Monday, Jun. 25, 1990

From the Publisher

By Louis A. Weil III

Magazines, like most businesses, must keep track of the march of technology. New kinds of machines are constantly being invented, and TIME must determine what and when to buy. In making those decisions, we ask not only how the new equipment will make journalists' work easier and more efficient but also how it will visibly improve the magazine delivered to our readers.

Computers have been part of our lives here for more than two decades. But the machines represented different generations and were not always able, as computer lingo puts it, to talk to one another. In 1987 editorial operations director Gerard C. Lelievre decided that it was time for all our machines to speak the same language. He set out to combine all stages of creating an issue of TIME -- from words, design and pictures to print -- into a seamless electronic process. Lelievre was interested in more than scoring a technological breakthrough. "Computers give editors more flexibility and more control," he says. "This edge provides the reader with a better-looking magazine with more late-breaking news."
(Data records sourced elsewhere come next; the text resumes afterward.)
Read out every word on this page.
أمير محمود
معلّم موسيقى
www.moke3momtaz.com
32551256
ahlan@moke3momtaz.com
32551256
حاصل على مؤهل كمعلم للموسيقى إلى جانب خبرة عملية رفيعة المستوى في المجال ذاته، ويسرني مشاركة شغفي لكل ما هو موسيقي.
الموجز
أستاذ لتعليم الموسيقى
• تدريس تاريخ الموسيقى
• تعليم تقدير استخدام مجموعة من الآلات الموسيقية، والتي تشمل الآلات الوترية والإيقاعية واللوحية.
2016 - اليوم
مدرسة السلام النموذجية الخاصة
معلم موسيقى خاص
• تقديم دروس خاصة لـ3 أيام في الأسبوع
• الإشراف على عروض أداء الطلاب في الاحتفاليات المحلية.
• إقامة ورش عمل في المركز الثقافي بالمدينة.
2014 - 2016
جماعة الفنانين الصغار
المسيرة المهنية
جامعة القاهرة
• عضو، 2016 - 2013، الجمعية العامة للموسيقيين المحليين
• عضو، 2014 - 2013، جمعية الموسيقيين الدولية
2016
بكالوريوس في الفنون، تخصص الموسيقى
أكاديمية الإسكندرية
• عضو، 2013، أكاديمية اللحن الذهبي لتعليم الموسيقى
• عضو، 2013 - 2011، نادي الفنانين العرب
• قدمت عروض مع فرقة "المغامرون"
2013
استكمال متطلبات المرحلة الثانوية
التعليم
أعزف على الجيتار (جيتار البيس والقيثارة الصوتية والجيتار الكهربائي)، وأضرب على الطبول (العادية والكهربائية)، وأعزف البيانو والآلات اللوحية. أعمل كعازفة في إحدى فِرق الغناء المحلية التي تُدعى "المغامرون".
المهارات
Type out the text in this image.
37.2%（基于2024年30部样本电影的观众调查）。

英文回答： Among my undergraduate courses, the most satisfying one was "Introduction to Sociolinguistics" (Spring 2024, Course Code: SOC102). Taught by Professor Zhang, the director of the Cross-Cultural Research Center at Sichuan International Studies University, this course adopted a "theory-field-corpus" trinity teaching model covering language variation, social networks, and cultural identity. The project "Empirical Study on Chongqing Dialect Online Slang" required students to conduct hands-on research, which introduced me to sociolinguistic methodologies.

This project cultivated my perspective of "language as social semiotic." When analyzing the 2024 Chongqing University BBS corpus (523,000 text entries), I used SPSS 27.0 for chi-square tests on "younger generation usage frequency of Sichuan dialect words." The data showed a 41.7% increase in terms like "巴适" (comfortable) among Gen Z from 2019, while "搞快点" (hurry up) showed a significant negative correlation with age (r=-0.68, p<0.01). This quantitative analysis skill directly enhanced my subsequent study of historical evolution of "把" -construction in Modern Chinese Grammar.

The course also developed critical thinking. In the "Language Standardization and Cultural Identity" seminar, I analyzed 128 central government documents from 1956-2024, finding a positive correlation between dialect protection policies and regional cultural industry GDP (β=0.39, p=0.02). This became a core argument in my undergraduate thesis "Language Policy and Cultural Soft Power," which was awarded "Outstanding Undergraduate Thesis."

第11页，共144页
Lelievre and technology manager Eileen Bradley began searching for the machines that could do the job. For 18 months, they and editorial systems assistant Alejandro Arce visited computer manufacturers from Boston to San Francisco and evaluated their wares. Arce's experience as an artist who also practiced his trade on a computer was the key to selecting the programs capable of achieving Lelievre's vision of TIME's technological future. In the end the team decided on a combination of Apple Macintosh and Scitex computers. Since February, when the new system went into operation, TIME has been the only magazine of its size to be entirely produced electronically. Until the presses around the world start running each week, no paper is required to assemble the pages of TIME for printing.

"The beauty of it," says Bradley, "is that the new system provides time for creativity in reacting to the news. Editors can preview new layouts, pictures or covers in minutes instead of hours. Even if we switch cover stories only hours before the printing deadline, the magazine still reaches the readers on schedule." That is the real payoff on our investment.